Bell, together with Warwickshire colleague Jonathan Trott (58) and Jonny Bairstow (67), shared partnerships of 99 and 144.
Yet England’s grip was loosened when Smith dismissed Bell, Bairstow and Matt Prior.
“Today was about trying to get as many runs as we could and if that comes with it that’s good,” said Bell of his record-equalling century.
“You know Australia are just going to keep coming at you and you’ve never got enough (runs).”
After the teams were presented before play to Queen Elizabeth II, monarch of both Britain and Australia, it was the tourists who bossed the early exchanges.
England were soon three wickets down with skipper Alastair Cook, opening partner Joe Root and dangerman Kevin Pietersen all out cheaply.

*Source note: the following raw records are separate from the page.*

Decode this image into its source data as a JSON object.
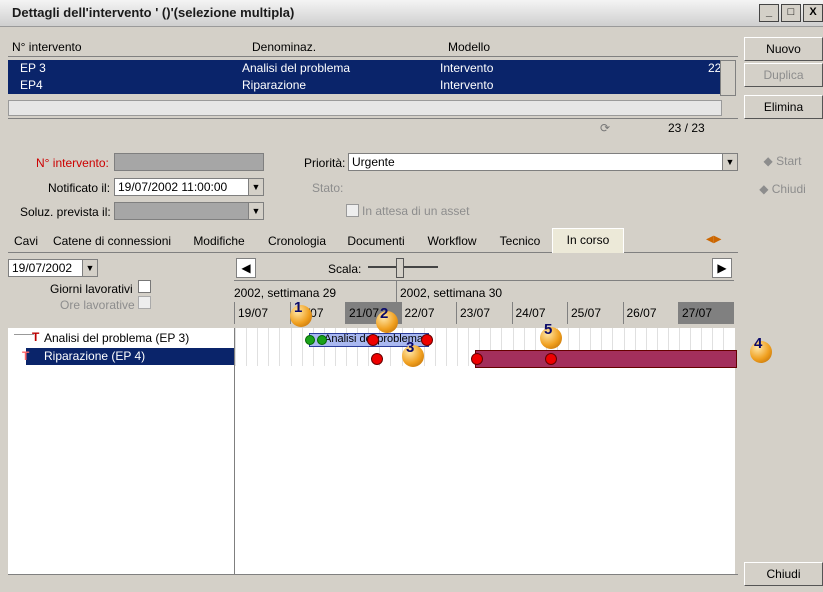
{
  "window": {
    "title": "Dettagli dell'intervento ' ()'(selezione multipla)"
  },
  "list": {
    "headers": [
      "N° intervento",
      "Denominaz.",
      "Modello"
    ],
    "rows": [
      {
        "n": "EP 3",
        "den": "Analisi del problema",
        "mod": "Intervento",
        "extra": "22"
      },
      {
        "n": "EP4",
        "den": "Riparazione",
        "mod": "Intervento",
        "extra": ""
      }
    ],
    "counter": "23 / 23"
  },
  "side_buttons": {
    "nuovo": "Nuovo",
    "duplica": "Duplica",
    "elimina": "Elimina",
    "start": "Start",
    "chiudi_top": "Chiudi",
    "chiudi_bottom": "Chiudi"
  },
  "form": {
    "n_intervento_label": "N° intervento:",
    "notificato_label": "Notificato il:",
    "notificato_value": "19/07/2002 11:00:00",
    "soluz_label": "Soluz. prevista il:",
    "priorita_label": "Priorità:",
    "priorita_value": "Urgente",
    "stato_label": "Stato:",
    "attesa_label": "In attesa di un asset"
  },
  "tabs": [
    "Cavi",
    "Catene di connessioni",
    "Modifiche",
    "Cronologia",
    "Documenti",
    "Workflow",
    "Tecnico",
    "In corso"
  ],
  "planning": {
    "date": "19/07/2002",
    "giorni_label": "Giorni lavorativi",
    "ore_label": "Ore lavorative",
    "scala_label": "Scala:",
    "week1": "2002, settimana 29",
    "week2": "2002, settimana 30",
    "days": [
      "19/07",
      "20/07",
      "21/07",
      "22/07",
      "23/07",
      "24/07",
      "25/07",
      "26/07",
      "27/07"
    ],
    "tasks": [
      "Analisi del problema (EP 3)",
      "Riparazione (EP 4)"
    ],
    "bar_label": "Analisi del problema"
  },
  "callouts": [
    "1",
    "2",
    "3",
    "4",
    "5"
  ]
}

Shane Watson got the ball rolling for Australia when he brought one back into Cook’s pads to have the left-hander lbw for 12.
Ryan Harris, recalled after Australia dropped the wayward Mitchell Starc, then took two wickets in an over.
The 33-year-old, playing just the 13th Test of his injury-ravaged career and first in more than a year, had Root lbw in his third over.
Root referred the decision and after all the controversy surrounding the use of the Decision Review System (DRS) in the first Test, it was no surprise that replay official Tony Hill took several minutes before upholding Sri Lankan on-field umpire Kumar Dharmasena’s decision that the ball had hit pad first.
Four balls later, Harris shaped a delivery up the slope which Pietersen, on two, nicked to wicketkeeper Brad Haddin.
“We knew there was a little bit of moisture there and it was going to be crucial (to exploit it),” said Harris. “I thought we bowled pretty well and picking up those three early wickets was crucial.”
Often criticised for slow scoring, the fluent Trott had scored 11 fours when he top-edged a pull off a Harris short-ball to give Usman Khawaja a simple catch at deep square leg.
Bairstow, on 21, was bowled by Peter Siddle but was told to wait as Dharmasena asked New Zealand’s Hill to check for what turned out to be the slightest of no-balls.
“There is no excuse,” said Harris of fellow seamer Siddle’s infringment.
“The line is there for a reason and it is unacceptable. It cost us a lot of runs today and potentially it could cost us the Ashes.”
The first over after tea saw fast bowler James Pattinson concede 16 runs, with Bell stroking three elegant boundaries
With his frontline attack, including teenage left-arm spinner Ashton Agar, finding life tough, Australia captain Michael Clarke turned to Smith as his sixth bowler.
Bell struck Smith’s fifth ball, a full toss, for four.
But the next saw him edge a leg-break to Clarke at slip to end a more than five hour innings including 16 fours.
Then 271 for five became 274 for six when Bairstow, still to score a Test century, carelessly chipped a Smith full toss straight back to the bowler.
Smith’s purple patch continued when Prior was caught behind by Haddin.